Denis de Moraes (1954-2025)

Whatsapp
Facebook
Twitter
Instagram
Telegram

Par JOSE PAULO NETTO*

Hommage au journaliste et écrivain récemment décédé

J'ai lu plusieurs nécrologies de Dênis de Moraes, rapportant son décès le 6 février et sa crémation l'après-midi suivant, au cimetière de Caju. Tous ont été élogieux et sincères : ils ont rappelé avec un texte clair sa carrière de journaliste, sa formation académique impeccable, son enseignement fructueux à l'Université Fédérale Fluminense et ont mentionné ses principales œuvres (en insistant sur son rôle de premier plan dans le domaine de la théorie de la communication et de la biographie). En bref : tout le monde a pleuré sa mort, alors qu’il n’atteignait pas l’âge de 70 ans, et a souligné l’immense perte subie par les services de renseignement brésiliens.

Moi aussi, avec la sérénité que m'apporte l'âge avancé, j'ai été surprise par l'interruption inattendue de son voyage parmi nous.
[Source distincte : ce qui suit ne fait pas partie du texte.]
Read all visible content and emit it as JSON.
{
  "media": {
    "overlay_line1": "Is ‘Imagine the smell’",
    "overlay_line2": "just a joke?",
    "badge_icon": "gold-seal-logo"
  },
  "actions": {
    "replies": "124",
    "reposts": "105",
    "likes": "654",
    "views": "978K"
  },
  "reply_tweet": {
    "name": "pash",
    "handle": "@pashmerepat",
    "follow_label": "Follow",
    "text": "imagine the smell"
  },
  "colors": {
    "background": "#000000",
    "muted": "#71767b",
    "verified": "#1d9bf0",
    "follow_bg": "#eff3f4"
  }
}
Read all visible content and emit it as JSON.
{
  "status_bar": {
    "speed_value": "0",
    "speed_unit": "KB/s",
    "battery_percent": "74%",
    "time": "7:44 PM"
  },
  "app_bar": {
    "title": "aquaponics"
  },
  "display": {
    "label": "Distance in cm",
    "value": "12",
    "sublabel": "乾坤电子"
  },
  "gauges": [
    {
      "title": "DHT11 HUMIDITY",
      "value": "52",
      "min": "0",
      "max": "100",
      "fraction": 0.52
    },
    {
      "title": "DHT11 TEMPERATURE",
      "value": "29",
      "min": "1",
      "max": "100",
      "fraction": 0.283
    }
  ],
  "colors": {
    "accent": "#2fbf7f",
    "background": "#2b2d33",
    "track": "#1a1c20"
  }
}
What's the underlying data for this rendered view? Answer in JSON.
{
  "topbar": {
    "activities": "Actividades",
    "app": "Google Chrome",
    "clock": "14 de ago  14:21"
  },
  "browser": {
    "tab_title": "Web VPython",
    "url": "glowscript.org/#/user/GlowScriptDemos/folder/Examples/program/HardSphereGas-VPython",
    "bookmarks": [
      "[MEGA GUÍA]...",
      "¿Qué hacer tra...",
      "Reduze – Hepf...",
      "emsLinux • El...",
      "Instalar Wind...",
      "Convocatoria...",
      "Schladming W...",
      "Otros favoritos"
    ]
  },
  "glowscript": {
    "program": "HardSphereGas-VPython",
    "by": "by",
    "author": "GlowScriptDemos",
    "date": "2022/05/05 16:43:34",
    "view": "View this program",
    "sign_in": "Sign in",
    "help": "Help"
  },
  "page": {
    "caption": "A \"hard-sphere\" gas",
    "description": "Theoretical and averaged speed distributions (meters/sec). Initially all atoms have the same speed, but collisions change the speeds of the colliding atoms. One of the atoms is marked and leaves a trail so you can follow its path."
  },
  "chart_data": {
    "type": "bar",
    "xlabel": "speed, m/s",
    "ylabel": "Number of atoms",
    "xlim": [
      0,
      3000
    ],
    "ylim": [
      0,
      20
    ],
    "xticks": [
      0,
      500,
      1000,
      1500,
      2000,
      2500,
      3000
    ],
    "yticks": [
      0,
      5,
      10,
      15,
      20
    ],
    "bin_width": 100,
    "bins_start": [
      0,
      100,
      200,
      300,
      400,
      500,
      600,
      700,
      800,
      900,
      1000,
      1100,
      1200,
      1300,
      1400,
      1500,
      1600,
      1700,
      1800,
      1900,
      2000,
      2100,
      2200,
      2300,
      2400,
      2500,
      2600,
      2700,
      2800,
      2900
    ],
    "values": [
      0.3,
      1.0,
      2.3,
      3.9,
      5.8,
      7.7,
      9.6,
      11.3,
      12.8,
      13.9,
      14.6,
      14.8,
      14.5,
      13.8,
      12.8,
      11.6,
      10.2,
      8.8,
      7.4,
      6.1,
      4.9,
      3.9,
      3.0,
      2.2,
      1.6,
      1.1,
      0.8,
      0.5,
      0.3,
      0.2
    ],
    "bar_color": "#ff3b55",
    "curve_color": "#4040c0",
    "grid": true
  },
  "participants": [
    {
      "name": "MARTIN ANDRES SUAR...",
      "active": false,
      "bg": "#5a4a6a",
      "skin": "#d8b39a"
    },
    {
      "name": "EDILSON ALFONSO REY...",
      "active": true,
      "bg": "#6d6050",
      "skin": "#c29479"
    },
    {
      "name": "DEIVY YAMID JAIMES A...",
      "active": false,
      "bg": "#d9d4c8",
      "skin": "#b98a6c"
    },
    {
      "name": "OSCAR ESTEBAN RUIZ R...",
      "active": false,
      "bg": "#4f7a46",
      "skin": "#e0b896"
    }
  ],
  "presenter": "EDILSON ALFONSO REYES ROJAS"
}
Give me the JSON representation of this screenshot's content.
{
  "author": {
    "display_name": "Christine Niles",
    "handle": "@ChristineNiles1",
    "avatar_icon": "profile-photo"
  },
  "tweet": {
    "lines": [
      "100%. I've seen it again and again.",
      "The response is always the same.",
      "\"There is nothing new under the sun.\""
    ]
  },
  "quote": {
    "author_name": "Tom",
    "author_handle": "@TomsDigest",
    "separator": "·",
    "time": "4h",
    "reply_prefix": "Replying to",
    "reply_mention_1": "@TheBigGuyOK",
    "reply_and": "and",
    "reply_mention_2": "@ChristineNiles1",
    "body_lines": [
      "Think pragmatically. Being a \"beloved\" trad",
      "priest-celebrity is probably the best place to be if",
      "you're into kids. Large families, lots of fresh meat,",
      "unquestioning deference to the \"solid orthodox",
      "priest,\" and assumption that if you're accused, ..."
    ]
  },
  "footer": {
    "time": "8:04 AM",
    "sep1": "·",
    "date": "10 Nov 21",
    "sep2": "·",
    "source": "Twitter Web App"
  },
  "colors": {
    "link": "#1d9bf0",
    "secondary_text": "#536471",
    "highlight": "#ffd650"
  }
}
Et dans l'après-midi du 07, quand je lui ai dit au revoir au crématorium de Caju, une forte émotion m'a fait pleurer.

Nous nous lisions depuis les années 1980. Nous échangions des salutations et des critiques, peu nombreuses et rarement substantielles. Mais nous ne sommes devenus amis qu’à la fin des années 1990, lors d’un déjeuner convivial sur le campus de l’UFRJ, à Botafogo – avec la participation animée de Carlos Nelson Coutinho. Depuis lors, ma relation personnelle avec Dênis a gagné en profondeur et est devenue quelque chose d’essentiel dans nos vies. Notre lien personnel avait, dès le début, la marque caractéristique de l’amitié entre communistes d’autrefois : un dialogue continu et permanent entre pairs, une entraide mutuelle, une autocritique et des projets. De ma relation avec Dênis de Moraes, je dois souligner que j’ai beaucoup appris.

En ce XXIe siècle, deux grands amis m'ont laissé tranquille : en 2012, Aloísio Teixeira et Carlos Nelson, mes camarades depuis la seconde moitié des années 1960. Le premier est parti subitement ; le deuxième a eu un match plus long et plus douloureux. Comment pouvons-nous éviter de tels coups sans l’aide commode d’une croyance religieuse dans un autre monde ?

Il y a plus de cinquante ans, en lisant la poésie de César Vallejo, le célèbre Péruvien oublié, je me suis souvenu de la leçon : Il y a des coups dans la vie, je sais ! Mais cette sagesse ne m’a jamais consolé. Mais en tant que vieil homme, j'ai trouvé une solution personnelle, que je reconnais comme artificielle : j'imagine que les amis qui partent et me laissent ici, presque seul dans un coin de vie, entreprennent simplement un long voyage, un voyage sans retour. Et même privés de leur présence physique, notre dialogue continue.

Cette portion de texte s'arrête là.